Elias B. Issa
Zoom link emailed to symposium registrants
Deep neural networks (DNNs) optimized for real-world object classification are the leading models for predicting neural responses in inferior temporal cortex (IT). However, further optimizing DNNs for classification accuracy produces a saturating trend for predicting IT neural responses -- potentially because pure performance optimization favors representations explicitly encoding information about object class at the expense of representing other sources of image-by-image variance. Here, we performed a meta-analysis of current DNNs to identify additional representational properties underlying neural predictivity beyond ImageNet classification accuracy (n=47 models). We show that representations separating scene identity from (1) viewpoint transforms (different crops of an image or camera position in a natural movie) or (2) appearance transforms (lighting and color variation) were highly predictive of the best models of high-level visual cortex across all four datasets tested -- two neural datasets in monkeys and two human fMRI datasets.
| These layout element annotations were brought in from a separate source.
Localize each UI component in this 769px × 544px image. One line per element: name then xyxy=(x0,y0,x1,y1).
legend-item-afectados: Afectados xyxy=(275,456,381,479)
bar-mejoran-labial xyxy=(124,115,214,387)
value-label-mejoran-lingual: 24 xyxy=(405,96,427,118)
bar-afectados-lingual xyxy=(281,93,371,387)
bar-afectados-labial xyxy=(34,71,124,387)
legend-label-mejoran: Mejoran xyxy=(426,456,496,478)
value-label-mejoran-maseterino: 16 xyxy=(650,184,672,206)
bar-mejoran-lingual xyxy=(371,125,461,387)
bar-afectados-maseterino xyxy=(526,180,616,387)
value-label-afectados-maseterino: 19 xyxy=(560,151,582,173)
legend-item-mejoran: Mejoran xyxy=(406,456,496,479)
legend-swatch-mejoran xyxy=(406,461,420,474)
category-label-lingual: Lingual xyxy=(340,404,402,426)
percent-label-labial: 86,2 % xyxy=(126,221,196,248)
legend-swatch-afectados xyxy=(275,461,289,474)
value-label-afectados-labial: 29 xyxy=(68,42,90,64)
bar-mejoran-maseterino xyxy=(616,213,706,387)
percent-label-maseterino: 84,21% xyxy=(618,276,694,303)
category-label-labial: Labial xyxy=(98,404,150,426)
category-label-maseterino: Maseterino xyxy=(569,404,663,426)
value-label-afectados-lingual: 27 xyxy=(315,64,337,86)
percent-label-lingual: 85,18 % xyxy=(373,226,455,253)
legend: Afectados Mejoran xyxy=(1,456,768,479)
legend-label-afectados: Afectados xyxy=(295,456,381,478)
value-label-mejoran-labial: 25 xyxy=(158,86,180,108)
Intriguingly, factorizing (as opposed to invariance to) scene viewpoint into a different subspace from scene identity information was predictive of neural fits as was complete invariance to a scene’s appearance. Furthermore, factorizing a foreground object’s motion alone was not nearly as predictive as factorizing camera motion, the joint motion of all objects in a scene. These metrics retained moderate predictive power even when accounting for ImageNet classification accuracy. Thus, overall scene coding strategies -- camera viewpoint factorization and invariance to appearance -- may provide new insight into the goals of high-level visual cortex.